Phi-1/Textbooks Are All You Need (Gunasekar et al., 2023): The philosophy of high-quality small data triumphing over low-quality massive data directly inspired Bangla-TextBook.
BanglaBERT (Sami et al., 2022): A monolingual Bangla BERT that proves the efficacy of monolingual specialization.
Self-Instruct (Wang et al., 2023): Methodology for instruction data generation, upgraded in this work by leveraging GPT-4o and Claude as teacher models.
BLOOM/Aya: Multilingual open models that still exhibit massive performance gaps on low-resource languages.
Insight: The critical bottleneck for low-resource LLMs is data quality rather than model scale.

Rating¶

Novelty: ⭐⭐⭐ — Methodologically, the work combines existing techniques, but the problem formulation and data engineering are highly valuable.
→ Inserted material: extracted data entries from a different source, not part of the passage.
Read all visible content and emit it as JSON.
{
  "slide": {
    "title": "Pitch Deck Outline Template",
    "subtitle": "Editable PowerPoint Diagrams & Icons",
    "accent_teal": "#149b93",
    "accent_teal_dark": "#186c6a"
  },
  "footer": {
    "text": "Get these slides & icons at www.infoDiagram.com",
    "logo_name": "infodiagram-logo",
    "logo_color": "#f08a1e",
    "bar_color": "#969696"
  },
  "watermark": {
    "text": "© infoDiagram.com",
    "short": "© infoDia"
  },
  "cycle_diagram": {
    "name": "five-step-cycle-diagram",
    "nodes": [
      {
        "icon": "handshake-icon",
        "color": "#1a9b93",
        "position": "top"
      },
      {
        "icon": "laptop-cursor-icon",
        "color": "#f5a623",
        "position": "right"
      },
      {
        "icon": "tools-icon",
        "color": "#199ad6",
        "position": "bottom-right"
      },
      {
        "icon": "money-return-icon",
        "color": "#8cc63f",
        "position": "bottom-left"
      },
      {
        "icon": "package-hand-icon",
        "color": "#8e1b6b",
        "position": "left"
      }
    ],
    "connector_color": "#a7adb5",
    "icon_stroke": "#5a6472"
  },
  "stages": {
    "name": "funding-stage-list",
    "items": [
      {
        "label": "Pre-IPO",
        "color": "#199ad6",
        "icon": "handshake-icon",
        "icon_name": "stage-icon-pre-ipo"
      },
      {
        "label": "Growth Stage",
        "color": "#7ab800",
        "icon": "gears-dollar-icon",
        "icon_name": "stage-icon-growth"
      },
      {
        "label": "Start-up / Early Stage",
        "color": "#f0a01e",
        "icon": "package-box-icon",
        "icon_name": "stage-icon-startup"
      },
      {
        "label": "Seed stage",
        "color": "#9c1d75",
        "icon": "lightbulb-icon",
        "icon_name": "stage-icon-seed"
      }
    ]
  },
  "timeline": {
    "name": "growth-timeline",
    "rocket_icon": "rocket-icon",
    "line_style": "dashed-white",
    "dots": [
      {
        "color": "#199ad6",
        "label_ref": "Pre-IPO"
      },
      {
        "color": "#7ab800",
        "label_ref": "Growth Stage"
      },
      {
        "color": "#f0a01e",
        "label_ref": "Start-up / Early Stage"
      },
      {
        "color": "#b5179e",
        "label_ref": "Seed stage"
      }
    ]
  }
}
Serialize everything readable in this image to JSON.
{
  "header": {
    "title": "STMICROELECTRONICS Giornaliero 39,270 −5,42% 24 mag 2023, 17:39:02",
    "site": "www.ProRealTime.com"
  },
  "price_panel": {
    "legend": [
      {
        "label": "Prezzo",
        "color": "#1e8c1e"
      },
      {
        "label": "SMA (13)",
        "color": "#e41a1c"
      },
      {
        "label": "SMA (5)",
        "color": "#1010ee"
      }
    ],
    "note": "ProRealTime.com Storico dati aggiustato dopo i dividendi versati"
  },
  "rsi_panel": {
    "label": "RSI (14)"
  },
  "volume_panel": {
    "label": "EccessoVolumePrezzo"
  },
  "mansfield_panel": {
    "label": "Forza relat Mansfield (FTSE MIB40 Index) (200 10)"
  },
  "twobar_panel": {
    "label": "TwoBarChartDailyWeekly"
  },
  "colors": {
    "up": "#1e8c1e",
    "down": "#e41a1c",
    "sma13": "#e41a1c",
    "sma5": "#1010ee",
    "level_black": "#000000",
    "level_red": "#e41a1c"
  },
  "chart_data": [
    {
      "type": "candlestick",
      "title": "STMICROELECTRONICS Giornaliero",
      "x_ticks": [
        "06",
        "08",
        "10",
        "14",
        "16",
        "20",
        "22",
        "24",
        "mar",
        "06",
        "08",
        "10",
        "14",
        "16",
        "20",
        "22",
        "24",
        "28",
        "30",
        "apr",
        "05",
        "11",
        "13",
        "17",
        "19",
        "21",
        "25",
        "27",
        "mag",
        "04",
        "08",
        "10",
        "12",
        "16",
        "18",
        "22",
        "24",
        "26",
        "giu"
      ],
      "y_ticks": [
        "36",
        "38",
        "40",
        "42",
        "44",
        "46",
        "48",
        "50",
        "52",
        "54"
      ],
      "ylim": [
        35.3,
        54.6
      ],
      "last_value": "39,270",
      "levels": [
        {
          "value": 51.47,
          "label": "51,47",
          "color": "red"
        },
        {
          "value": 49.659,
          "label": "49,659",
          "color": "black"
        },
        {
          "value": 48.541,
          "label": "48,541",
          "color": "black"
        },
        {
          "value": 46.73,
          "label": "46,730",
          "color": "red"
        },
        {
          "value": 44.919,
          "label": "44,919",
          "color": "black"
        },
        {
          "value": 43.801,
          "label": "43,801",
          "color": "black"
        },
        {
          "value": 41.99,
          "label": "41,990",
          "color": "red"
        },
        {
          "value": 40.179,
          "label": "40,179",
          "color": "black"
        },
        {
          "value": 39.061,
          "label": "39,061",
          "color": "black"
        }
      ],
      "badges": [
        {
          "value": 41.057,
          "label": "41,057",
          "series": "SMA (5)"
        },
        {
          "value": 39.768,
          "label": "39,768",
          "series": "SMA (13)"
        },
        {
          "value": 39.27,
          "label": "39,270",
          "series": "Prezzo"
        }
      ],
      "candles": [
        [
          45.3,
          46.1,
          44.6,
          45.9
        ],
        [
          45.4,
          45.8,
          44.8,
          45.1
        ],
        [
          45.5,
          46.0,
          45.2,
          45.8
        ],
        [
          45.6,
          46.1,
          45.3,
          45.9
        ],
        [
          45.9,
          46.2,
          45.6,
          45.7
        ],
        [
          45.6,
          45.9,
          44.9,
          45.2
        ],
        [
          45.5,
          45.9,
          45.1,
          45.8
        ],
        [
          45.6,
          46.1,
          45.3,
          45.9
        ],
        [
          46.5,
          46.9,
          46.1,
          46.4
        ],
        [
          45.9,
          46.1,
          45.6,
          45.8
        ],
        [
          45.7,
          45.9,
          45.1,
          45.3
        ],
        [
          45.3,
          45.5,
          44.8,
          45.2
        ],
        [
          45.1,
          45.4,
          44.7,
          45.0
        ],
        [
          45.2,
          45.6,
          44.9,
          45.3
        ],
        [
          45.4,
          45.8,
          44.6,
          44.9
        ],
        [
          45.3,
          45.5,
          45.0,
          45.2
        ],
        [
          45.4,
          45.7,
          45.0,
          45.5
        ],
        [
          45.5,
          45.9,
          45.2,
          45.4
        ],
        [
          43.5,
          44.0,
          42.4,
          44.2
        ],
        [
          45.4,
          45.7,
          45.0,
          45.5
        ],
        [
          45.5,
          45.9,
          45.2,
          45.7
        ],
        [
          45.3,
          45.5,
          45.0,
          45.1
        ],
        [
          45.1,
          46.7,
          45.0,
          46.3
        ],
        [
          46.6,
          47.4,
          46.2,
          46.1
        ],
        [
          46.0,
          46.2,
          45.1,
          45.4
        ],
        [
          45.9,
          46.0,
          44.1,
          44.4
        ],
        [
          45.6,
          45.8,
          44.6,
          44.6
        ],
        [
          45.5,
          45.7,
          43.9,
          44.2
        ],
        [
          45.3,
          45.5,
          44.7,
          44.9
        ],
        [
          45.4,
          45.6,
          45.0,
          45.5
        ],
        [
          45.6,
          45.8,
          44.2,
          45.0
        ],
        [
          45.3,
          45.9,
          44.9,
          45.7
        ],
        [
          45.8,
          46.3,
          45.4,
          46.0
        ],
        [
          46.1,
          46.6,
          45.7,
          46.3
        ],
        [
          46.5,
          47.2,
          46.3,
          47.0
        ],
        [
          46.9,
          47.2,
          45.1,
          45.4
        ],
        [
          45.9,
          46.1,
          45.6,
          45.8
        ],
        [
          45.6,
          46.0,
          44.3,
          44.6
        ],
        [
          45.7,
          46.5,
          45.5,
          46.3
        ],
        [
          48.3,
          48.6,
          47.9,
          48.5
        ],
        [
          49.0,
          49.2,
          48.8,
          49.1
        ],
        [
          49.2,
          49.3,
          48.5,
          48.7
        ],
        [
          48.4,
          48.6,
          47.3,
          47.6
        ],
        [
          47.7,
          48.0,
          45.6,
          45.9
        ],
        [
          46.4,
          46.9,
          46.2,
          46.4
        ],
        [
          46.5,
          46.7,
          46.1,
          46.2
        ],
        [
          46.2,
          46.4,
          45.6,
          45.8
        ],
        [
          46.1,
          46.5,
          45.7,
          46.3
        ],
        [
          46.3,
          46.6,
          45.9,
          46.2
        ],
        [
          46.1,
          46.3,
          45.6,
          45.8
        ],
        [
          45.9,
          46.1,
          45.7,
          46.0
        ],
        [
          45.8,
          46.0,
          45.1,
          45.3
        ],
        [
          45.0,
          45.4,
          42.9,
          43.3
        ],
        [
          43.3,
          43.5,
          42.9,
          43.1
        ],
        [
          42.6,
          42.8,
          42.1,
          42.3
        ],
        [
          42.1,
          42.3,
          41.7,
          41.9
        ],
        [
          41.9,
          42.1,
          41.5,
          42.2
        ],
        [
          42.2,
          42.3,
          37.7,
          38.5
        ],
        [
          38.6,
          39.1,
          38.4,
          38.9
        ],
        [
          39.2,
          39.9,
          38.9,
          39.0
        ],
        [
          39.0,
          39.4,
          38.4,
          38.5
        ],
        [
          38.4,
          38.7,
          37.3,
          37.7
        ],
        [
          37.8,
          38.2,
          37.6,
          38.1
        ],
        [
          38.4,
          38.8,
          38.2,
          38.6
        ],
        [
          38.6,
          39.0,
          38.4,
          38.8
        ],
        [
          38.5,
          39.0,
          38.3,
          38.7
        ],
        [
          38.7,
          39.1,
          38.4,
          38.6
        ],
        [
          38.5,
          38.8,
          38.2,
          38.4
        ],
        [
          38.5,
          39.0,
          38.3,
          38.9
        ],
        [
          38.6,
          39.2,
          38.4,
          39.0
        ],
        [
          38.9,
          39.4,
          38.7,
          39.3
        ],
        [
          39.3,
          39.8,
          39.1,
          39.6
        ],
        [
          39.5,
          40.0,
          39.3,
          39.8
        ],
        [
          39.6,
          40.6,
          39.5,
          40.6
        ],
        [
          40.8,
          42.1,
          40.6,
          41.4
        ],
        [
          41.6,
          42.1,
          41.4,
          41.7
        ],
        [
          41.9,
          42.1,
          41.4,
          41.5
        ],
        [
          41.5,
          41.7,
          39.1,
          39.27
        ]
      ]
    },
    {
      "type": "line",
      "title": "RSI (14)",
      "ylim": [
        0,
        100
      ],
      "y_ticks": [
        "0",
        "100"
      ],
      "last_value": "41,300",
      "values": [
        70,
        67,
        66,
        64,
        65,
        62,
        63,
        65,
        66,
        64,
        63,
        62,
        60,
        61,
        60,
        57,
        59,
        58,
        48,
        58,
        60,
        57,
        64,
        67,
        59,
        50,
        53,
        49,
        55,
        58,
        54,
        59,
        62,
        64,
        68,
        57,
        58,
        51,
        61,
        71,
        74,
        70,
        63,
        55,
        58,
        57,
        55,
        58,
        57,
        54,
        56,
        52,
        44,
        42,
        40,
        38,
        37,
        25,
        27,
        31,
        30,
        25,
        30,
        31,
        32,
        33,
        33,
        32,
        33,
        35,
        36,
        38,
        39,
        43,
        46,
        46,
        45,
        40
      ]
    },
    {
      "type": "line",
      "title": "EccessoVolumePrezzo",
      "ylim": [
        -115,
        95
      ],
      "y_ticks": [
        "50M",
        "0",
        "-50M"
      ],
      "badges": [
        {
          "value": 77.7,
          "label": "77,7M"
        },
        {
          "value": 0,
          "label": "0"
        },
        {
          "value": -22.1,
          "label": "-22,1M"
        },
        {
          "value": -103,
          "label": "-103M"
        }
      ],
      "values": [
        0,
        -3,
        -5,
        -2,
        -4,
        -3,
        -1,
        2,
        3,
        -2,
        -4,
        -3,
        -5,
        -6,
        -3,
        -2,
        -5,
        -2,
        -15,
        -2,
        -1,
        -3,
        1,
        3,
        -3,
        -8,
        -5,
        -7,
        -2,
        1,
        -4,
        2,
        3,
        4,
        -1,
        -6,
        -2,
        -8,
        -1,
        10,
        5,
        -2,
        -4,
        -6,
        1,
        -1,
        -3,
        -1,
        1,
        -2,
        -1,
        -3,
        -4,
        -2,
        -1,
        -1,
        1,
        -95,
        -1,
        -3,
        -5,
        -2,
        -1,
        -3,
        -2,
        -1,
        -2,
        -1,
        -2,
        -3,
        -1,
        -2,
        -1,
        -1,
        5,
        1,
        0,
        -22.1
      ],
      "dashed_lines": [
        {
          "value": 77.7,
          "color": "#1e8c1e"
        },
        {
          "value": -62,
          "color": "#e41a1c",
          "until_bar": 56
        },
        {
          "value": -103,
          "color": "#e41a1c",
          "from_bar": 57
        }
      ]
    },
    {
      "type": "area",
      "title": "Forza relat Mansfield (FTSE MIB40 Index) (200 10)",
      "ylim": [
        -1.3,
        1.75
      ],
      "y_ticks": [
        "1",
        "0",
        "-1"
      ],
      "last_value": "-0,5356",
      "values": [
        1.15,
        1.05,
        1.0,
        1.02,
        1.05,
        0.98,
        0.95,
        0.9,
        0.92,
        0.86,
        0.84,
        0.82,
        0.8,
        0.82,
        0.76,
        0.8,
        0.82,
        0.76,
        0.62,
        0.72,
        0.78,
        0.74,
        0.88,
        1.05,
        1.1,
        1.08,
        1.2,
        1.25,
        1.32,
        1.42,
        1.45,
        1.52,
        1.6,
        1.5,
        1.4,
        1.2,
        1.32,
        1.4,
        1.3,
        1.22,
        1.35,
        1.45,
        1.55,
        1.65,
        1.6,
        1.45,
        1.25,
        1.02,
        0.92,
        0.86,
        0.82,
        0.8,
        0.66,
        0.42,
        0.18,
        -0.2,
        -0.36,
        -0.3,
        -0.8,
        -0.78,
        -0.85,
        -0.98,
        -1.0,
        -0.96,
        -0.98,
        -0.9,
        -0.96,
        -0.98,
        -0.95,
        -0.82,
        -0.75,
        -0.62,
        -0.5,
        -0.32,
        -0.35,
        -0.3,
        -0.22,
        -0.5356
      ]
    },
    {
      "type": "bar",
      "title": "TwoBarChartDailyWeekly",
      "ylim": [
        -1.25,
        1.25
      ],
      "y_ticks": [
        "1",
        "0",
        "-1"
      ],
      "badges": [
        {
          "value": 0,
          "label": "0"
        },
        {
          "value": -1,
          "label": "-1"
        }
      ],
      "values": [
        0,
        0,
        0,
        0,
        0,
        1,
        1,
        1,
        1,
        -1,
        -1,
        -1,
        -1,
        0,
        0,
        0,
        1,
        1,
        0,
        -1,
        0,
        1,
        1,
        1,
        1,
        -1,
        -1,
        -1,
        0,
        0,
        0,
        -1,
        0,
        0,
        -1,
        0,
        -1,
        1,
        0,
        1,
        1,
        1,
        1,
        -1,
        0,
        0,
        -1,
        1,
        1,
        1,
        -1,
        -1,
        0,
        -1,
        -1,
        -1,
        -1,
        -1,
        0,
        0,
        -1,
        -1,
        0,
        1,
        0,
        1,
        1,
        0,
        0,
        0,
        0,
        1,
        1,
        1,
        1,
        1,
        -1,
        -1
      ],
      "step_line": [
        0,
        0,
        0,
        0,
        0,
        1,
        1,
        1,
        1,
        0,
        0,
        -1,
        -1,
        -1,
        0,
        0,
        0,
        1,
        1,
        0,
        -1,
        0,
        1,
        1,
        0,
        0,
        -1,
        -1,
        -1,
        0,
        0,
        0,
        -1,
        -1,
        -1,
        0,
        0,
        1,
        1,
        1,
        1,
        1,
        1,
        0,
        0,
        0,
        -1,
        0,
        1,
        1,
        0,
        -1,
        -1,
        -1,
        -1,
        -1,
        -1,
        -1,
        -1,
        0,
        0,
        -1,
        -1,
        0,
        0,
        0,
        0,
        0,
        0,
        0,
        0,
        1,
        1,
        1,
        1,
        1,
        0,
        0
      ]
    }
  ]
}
Practicality: ⭐⭐⭐⭐⭐ — Delivers the first high-quality, open-source LLM for 237 million Bangla speakers.
Experimental Thoroughness: ⭐⭐⭐ — Evaluates across 6 benchmarks but lacks extensive ablation and qualitative/error analysis.
Writing Quality: ⭐⭐⭐⭐ — Clear motivation, with a thoroughly described pipeline for data engineering.